Turkey has strongly condemned French President Emmanuel Macron’s decision to mark April 24 as a day of “commemoration of the Armenian genocide” in reference to the deaths of an estimated 1.5 million Armenians under the Ottoman Empire a century ago.
Turkish presidential spokesman İbrahim Kalın on Wednesday denounced Macron’s move as an attempt to “save the day” and make political gains as he faces “political problems in his own country.”
Many historians regard the mass killings of Armenians as the first genocide of the 20th century. Turkey rejects the term genocide, contending that those who died were victims of civil war and unrest.
Macron was speaking at a dinner gathering members of the French-Armenian community in Paris on Tuesday evening.
France, which is home to an estimated 500,000 ethnic Armenians, officially recognized the World War I-era mass slaughter and deportation of up to 1.5 million Armenians as genocide in 2001. At least 22 other countries, including Germany, have taken a similar step. Turkey categorically rejects that the killing of the Armenians was tantamount to genocide.

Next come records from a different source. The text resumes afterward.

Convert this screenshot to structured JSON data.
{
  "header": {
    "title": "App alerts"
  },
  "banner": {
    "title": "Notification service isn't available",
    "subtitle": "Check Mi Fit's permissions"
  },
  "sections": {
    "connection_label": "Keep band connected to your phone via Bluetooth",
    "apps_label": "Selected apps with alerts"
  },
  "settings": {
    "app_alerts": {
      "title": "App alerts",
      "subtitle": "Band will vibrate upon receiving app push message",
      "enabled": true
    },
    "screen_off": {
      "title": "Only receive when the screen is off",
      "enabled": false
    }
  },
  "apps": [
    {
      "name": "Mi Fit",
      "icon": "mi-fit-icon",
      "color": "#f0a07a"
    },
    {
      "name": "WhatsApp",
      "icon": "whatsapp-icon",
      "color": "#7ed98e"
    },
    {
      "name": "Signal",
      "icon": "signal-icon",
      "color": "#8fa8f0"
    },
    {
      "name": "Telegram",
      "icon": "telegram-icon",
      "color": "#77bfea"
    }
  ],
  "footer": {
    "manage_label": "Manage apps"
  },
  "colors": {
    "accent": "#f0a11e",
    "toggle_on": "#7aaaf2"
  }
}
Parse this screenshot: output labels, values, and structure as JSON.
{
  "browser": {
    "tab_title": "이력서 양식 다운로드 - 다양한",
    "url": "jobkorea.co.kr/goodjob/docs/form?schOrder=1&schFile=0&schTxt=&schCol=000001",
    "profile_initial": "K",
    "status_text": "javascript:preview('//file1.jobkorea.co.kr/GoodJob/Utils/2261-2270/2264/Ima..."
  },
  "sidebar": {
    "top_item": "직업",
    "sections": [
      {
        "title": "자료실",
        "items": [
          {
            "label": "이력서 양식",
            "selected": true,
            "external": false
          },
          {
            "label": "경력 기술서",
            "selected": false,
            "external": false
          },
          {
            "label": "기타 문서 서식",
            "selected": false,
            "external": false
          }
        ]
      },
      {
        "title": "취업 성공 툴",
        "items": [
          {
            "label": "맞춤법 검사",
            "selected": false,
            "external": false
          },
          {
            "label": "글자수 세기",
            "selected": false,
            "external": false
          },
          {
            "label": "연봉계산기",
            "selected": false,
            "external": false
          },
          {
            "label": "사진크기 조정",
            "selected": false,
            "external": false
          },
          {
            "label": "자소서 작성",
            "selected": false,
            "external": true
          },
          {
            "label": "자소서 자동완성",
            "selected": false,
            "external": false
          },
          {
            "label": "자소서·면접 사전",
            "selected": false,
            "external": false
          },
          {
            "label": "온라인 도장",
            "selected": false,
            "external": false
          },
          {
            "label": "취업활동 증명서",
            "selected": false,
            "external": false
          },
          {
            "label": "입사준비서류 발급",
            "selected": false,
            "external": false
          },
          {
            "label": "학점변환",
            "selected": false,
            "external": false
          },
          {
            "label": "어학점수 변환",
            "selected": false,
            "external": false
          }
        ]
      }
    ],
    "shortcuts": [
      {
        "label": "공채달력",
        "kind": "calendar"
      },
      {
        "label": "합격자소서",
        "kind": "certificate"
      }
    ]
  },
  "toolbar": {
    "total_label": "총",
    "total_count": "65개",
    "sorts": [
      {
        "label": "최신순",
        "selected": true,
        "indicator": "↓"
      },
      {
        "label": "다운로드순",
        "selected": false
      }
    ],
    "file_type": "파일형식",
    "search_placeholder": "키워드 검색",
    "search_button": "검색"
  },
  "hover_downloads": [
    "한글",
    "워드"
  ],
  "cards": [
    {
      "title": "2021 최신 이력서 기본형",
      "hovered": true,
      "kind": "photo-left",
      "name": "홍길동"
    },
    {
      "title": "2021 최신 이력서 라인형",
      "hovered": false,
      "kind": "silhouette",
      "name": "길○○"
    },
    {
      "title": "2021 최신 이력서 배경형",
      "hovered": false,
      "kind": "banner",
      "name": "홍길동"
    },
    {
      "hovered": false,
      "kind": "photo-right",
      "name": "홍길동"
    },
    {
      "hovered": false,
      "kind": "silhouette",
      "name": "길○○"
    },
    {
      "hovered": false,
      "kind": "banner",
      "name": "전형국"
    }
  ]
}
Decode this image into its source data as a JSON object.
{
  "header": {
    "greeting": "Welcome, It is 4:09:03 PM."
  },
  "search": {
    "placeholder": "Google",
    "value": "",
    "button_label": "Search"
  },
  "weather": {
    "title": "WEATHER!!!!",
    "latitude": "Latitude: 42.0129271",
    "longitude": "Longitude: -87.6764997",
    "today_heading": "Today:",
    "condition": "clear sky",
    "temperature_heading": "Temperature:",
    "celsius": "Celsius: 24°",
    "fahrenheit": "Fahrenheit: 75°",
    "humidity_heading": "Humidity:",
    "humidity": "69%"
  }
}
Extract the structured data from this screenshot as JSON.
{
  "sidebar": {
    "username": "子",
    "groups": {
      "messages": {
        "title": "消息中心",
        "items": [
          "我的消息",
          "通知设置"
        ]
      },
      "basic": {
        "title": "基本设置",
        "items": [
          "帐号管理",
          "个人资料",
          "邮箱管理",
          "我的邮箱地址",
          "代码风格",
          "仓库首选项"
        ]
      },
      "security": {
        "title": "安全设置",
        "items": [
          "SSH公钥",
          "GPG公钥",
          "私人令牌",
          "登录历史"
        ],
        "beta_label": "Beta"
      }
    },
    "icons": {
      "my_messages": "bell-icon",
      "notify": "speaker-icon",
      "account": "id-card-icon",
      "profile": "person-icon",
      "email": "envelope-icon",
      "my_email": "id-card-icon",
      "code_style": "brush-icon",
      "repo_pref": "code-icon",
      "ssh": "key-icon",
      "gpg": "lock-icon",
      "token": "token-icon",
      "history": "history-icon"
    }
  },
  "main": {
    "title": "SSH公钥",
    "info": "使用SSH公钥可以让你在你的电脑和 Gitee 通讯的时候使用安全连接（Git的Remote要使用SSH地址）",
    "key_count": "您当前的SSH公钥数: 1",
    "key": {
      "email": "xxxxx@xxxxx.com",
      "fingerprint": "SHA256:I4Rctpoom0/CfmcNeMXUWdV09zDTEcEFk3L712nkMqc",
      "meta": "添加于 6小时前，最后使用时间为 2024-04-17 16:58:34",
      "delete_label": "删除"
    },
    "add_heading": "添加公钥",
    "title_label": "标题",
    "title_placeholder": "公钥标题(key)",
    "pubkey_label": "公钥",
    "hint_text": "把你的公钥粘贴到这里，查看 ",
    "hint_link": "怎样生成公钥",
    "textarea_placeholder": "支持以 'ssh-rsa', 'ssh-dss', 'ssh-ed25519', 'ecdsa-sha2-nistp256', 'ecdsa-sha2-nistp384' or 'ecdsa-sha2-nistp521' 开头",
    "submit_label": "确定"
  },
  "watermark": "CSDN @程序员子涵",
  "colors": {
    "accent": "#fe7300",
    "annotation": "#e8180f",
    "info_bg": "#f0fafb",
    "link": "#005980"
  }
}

Armenia says the mass killings were one of the first examples of genocide in modern history, predating the Holocaust carried out by Nazi Germany against more than 6 million Jews during World War II.
Turkey objects, saying that Armenians died in much smaller numbers and because of civil strife rather than a planned, systemic effort by the Ottoman Empire against the Christian minority.
Kalın said the “so-called genocide” was a “political lie” that had “no legal basis.”
“No one can sully our history,” the spokesman added.
Armenians commemorate the massacres on April 24.